Jurassic World: Fallen Kingdom = Fallen Filmmakers (Film Review)

Warning: spoiler alert, and you’ll be glad I ruined it for you. I’ll have saved you from viewing this box office run-on sentence.

Jurassic World was a contrived effort. That’s all I can say. In this instance, the rule that a sequel will generally suck after the first blockbuster hit was not broken. The alluring trailer seemed promising, but upon seeing the whole movie it became clear that the show stopping action sequences had one mortal flaw: they were trying too hard for a hit.

Over all the film felt forced, strung together by a shoestring plot that anyone in grade school could have written. Much like a stereotypical horror movie, the character’s choices of self preservation were downright laughable.

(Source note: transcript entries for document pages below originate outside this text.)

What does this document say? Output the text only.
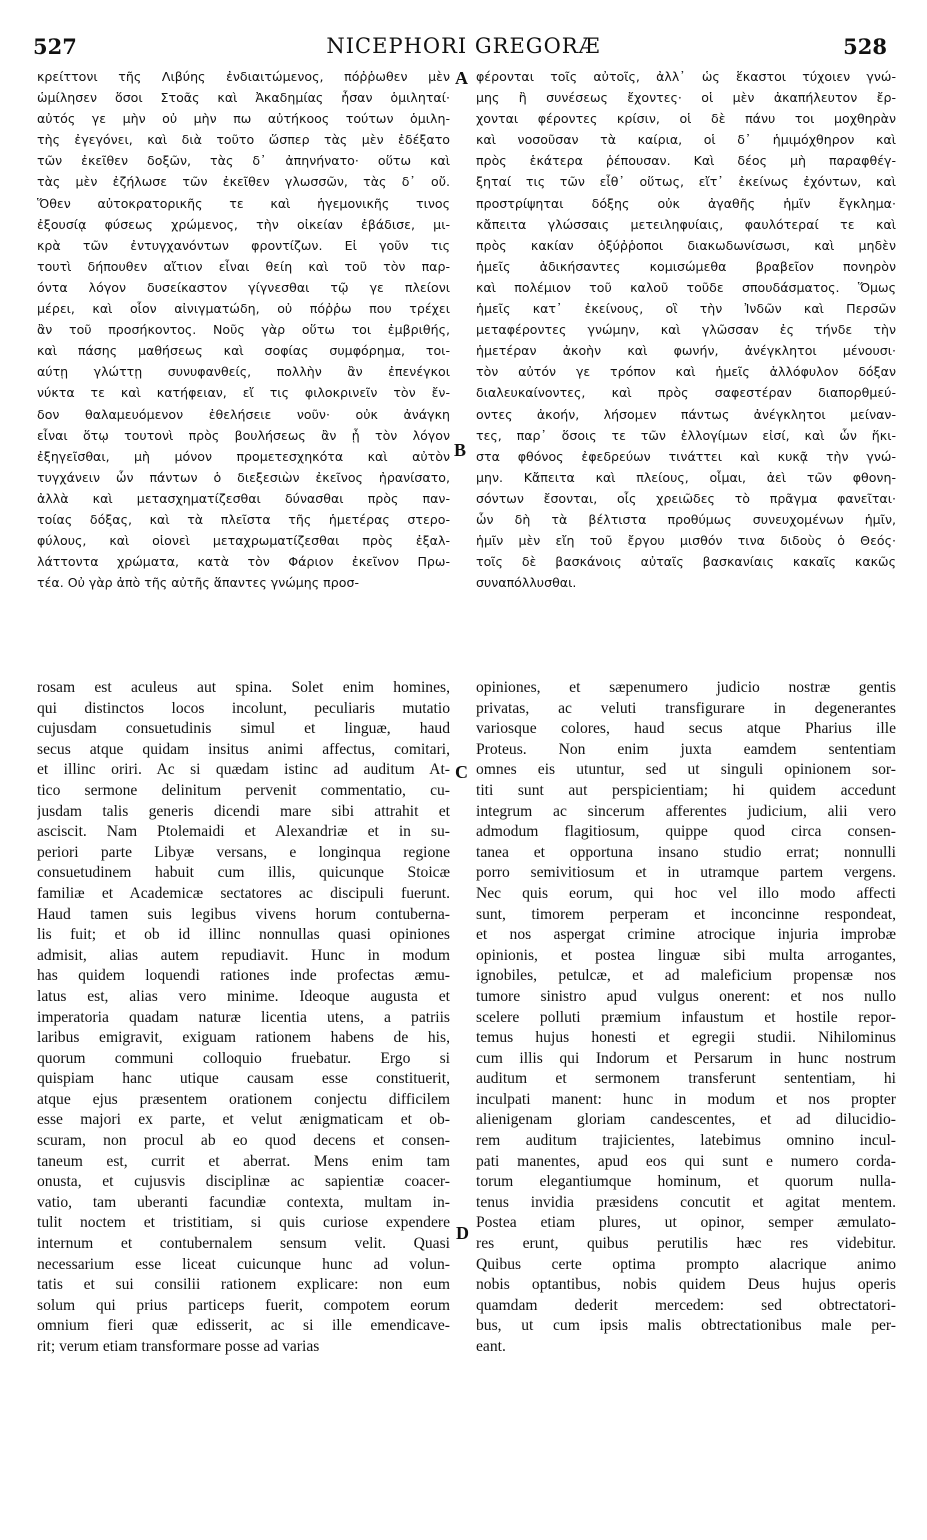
527	NICEPHORI GREGORÆ	528
κρείττονι τῆς Λιβύης ἐνδιαιτώμενος, πόῤῥωθεν μὲν
ὡμίλησεν ὅσοι Στοᾶς καὶ Ἀκαδημίας ἦσαν ὁμιληταί·
αὐτός γε μὴν οὐ μὴν πω αὐτήκοος τούτων ὁμιλη-
τὴς ἐγεγόνει, καὶ διὰ τοῦτο ὥσπερ τὰς μὲν ἐδέξατο
τῶν ἐκεῖθεν δοξῶν, τὰς δ᾽ ἀπηνήνατο· οὕτω καὶ
τὰς μὲν ἐζήλωσε τῶν ἐκεῖθεν γλωσσῶν, τὰς δ᾽ οὔ.
Ὅθεν αὐτοκρατορικῆς τε καὶ ἡγεμονικῆς τινος
ἐξουσίᾳ φύσεως χρώμενος, τὴν οἰκείαν ἐβάδισε, μι-
κρὰ τῶν ἐντυγχανόντων φροντίζων. Εἰ γοῦν τις
τουτὶ δήπουθεν αἴτιον εἶναι θείη καὶ τοῦ τὸν παρ-
όντα λόγον δυσείκαστον γίγνεσθαι τῷ γε πλείονι
μέρει, καὶ οἷον αἰνιγματώδη, οὐ πόῤῥω που τρέχει
ἂν τοῦ προσήκοντος. Νοῦς γὰρ οὕτω τοι ἐμβριθής,
καὶ πάσης μαθήσεως καὶ σοφίας συμφόρημα, τοι-
αύτῃ γλώττῃ συνυφανθείς, πολλὴν ἂν ἐπενέγκοι
νύκτα τε καὶ κατήφειαν, εἴ τις φιλοκρινεῖν τὸν ἔν-
δον θαλαμευόμενον ἐθελήσειε νοῦν· οὐκ ἀνάγκη
εἶναι ὅτῳ τουτονὶ πρὸς βουλήσεως ἂν ᾖ τὸν λόγον
ἐξηγεῖσθαι, μὴ μόνον προμετεσχηκότα καὶ αὐτὸν
τυγχάνειν ὧν πάντων ὁ διεξεσιὼν ἐκεῖνος ἠρανίσατο,
ἀλλὰ καὶ μετασχηματίζεσθαι δύνασθαι πρὸς παν-
τοίας δόξας, καὶ τὰ πλεῖστα τῆς ἡμετέρας στερο-
φύλους, καὶ οἱονεὶ μεταχρωματίζεσθαι πρὸς ἐξαλ-
λάττοντα χρώματα, κατὰ τὸν Φάριον ἐκεῖνον Πρω-
τέα. Οὐ γὰρ ἀπὸ τῆς αὐτῆς ἅπαντες γνώμης προσ-
φέρονται τοῖς αὐτοῖς, ἀλλ᾽ ὡς ἕκαστοι τύχοιεν γνώ-
μης ἢ συνέσεως ἔχοντες· οἱ μὲν ἀκαπήλευτον ἔρ-
χονται φέροντες κρίσιν, οἱ δὲ πάνυ τοι μοχθηρὰν
καὶ νοσοῦσαν τὰ καίρια, οἱ δ᾽ ἡμιμόχθηρον καὶ
πρὸς ἑκάτερα ῥέπουσαν. Καὶ δέος μὴ παραφθέγ-
ξηταί τις τῶν εἶθ᾽ οὕτως, εἴτ᾽ ἐκείνως ἐχόντων, καὶ
προστρίψηται δόξης οὐκ ἀγαθῆς ἡμῖν ἔγκλημα·
κἄπειτα γλώσσαις μετειληφυίαις, φαυλότεραί τε καὶ
πρὸς κακίαν ὀξύῤῥοποι διακωδωνίσωσι, καὶ μηδὲν
ἡμεῖς ἀδικήσαντες κομισώμεθα βραβεῖον πονηρὸν
καὶ πολέμιον τοῦ καλοῦ τοῦδε σπουδάσματος. Ὅμως
ἡμεῖς κατ᾽ ἐκείνους, οἳ τὴν Ἰνδῶν καὶ Περσῶν
μεταφέροντες γνώμην, καὶ γλῶσσαν ἐς τήνδε τὴν
ἡμετέραν ἀκοὴν καὶ φωνήν, ἀνέγκλητοι μένουσι·
τὸν αὐτόν γε τρόπον καὶ ἡμεῖς ἀλλόφυλον δόξαν
διαλευκαίνοντες, καὶ πρὸς σαφεστέραν διαπορθμεύ-
οντες ἀκοήν, λήσομεν πάντως ἀνέγκλητοι μείναν-
τες, παρ᾽ ὅσοις τε τῶν ἐλλογίμων εἰσί, καὶ ὧν ἥκι-
στα φθόνος ἐφεδρεύων τινάττει καὶ κυκᾷ τὴν γνώ-
μην. Κἄπειτα καὶ πλείους, οἶμαι, ἀεὶ τῶν φθονη-
σόντων ἔσονται, οἷς χρειῶδες τὸ πρᾶγμα φανεῖται·
ὧν δὴ τὰ βέλτιστα προθύμως συνευχομένων ἡμῖν,
ἡμῖν μὲν εἴη τοῦ ἔργου μισθόν τινα διδοὺς ὁ Θεός·
τοῖς δὲ βασκάνοις αὐταῖς βασκανίαις κακαῖς κακῶς
συναπόλλυσθαι.
rosam est aculeus aut spina. Solet enim homines,
qui distinctos locos incolunt, peculiaris mutatio
cujusdam consuetudinis simul et linguæ, haud
secus atque quidam insitus animi affectus, comitari,
et illinc oriri. Ac si quædam istinc ad auditum At-
tico sermone delinitum pervenit commentatio, cu-
jusdam talis generis dicendi mare sibi attrahit et
asciscit. Nam Ptolemaidi et Alexandriæ et in su-
periori parte Libyæ versans, e longinqua regione
consuetudinem habuit cum illis, quicunque Stoicæ
familiæ et Academicæ sectatores ac discipuli fuerunt.
Haud tamen suis legibus vivens horum contuberna-
lis fuit; et ob id illinc nonnullas quasi opiniones
admisit, alias autem repudiavit. Hunc in modum
has quidem loquendi rationes inde profectas æmu-
latus est, alias vero minime. Ideoque augusta et
imperatoria quadam naturæ licentia utens, a patriis
laribus emigravit, exiguam rationem habens de his,
quorum communi colloquio fruebatur. Ergo si
quispiam hanc utique causam esse constituerit,
atque ejus præsentem orationem conjectu difficilem
esse majori ex parte, et velut ænigmaticam et ob-
scuram, non procul ab eo quod decens et consen-
taneum est, currit et aberrat. Mens enim tam
onusta, et cujusvis disciplinæ ac sapientiæ coacer-
vatio, tam uberanti facundiæ contexta, multam in-
tulit noctem et tristitiam, si quis curiose expendere
internum et contubernalem sensum velit. Quasi
necessarium esse liceat cuicunque hunc ad volun-
tatis et sui consilii rationem explicare: non eum
solum qui prius particeps fuerit, compotem eorum
omnium fieri quæ edisserit, ac si ille emendicave-
rit; verum etiam transformare posse ad varias
opiniones, et sæpenumero judicio nostræ gentis
privatas, ac veluti transfigurare in degenerantes
variosque colores, haud secus atque Pharius ille
Proteus. Non enim juxta eamdem sententiam
omnes eis utuntur, sed ut singuli opinionem sor-
titi sunt aut perspicientiam; hi quidem accedunt
integrum ac sincerum afferentes judicium, alii vero
admodum flagitiosum, quippe quod circa consen-
tanea et opportuna insano studio errat; nonnulli
porro semivitiosum et in utramque partem vergens.
Nec quis eorum, qui hoc vel illo modo affecti
sunt, timorem perperam et inconcinne respondeat,
et nos aspergat crimine atrocique injuria improbæ
opinionis, et postea linguæ sibi multa arrogantes,
ignobiles, petulcæ, et ad maleficium propensæ nos
tumore sinistro apud vulgus onerent: et nos nullo
scelere polluti præmium infaustum et hostile repor-
temus hujus honesti et egregii studii. Nihilominus
cum illis qui Indorum et Persarum in hunc nostrum
auditum et sermonem transferunt sententiam, hi
inculpati manent: hunc in modum et nos propter
alienigenam gloriam candescentes, et ad dilucidio-
rem auditum trajicientes, latebimus omnino incul-
pati manentes, apud eos qui sunt e numero corda-
torum elegantiumque hominum, et quorum nulla-
tenus invidia præsidens concutit et agitat mentem.
Postea etiam plures, ut opinor, semper æmulato-
res erunt, quibus perutilis hæc res videbitur.
Quibus certe optima prompto alacrique animo
nobis optantibus, nobis quidem Deus hujus operis
quamdam dederit mercedem: sed obtrectatori-
bus, ut cum ipsis malis obtrectationibus male per-
eant.
A
B
C
D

Who would hide from a raptor by locking herself in a room and then pulling her quilt over her head? The camera shot of the raptor’s hand reaching for the covers was a classic film nod to the original Jurassic Park and one that sold the viewer by its teasing placement in the trailer. But in this newer movie, it felt like it had been stuck in the final cut in the film like a sore thumb: unnecessary to the plot and merely a selling point for the film.

The love story was nonexistent, highlighted with only a few bad jokes and an ill-placed kiss scene that left the audience asking, ‘really? There’s a raptor chasing a kid in the other room, but you two choose to make out now at all times?’

Even the dark undertones of genetic engineering throughout the movie and the overt warnings from the filmmakers felt underplayed and drowned by ‘jump scares’ that were nothing but predictable. Giving the audience a tease that perhaps human cloning had taken place in the laboratory felt like it had been placed in the movie merely to give intrigue and keep the viewer watching to find out if the young girl was indeed a clone. And at that, the tease was never explored; only one more loose thread left behind by a rapidly unraveling film.

Undoubtedly the stellar box office performance of the first reboot was the inspiration for this waste of two hours in a movie theatre. But somewhere in the film’s development, the audience itself was forgotten. Hollywood executives drastically insulted their viewers by presenting them with the same movie simply repackaged with new jokes and with the same premise and same Dino’s. Nostalgia was the main selling tool, and one they successfully – and desperately – exploited.

Jurassic World was nothing but one giant action sequence meant to sell tickets and to set the scene for the third movie which was heavily implied by the almost-cliffhanger ending. The main characters were dead-set on ‘saving’ the creatures which were avidly hunting them down, even setting them free to prey on society at the end… giving Hollywood the perfect excuse to create a third movie.

But one thing remains true. The title ‘Jurassic World: Fallen Kingdom’ was the perfect name for the movie. It reflects how perfectly the franchise has ‘fallen’ from its original glory. One can only hope that the next movie is called Jurassic World: Dinosaur Extinction.

But I might make a suggestion on how to make this film credible. Turn it black and white and feature it as a ‘classic film’ from the 1950’s. Even with all the technological puffery that went into the making of this film, the special effects were weak in comparison to the real life puppetry used in classic science fiction films. Even Sharknado looked plausible in comparison to this train wreck, whether it be by plot or special effects, in all the continuing Sharnako’s 3, 4, 5, and even 6, movies. Need I say more?

Come on, guys. Really? This was the best you could do with a $187,000,000 dollar budget? Do better with the next sequel which is already in pre-production. It’ll be hitting us in 2021.

And gee, I can hardly wait. Stay true to Michael Crichton’s original books and I might be impressed. Let’s not insult his legacy again, shall we?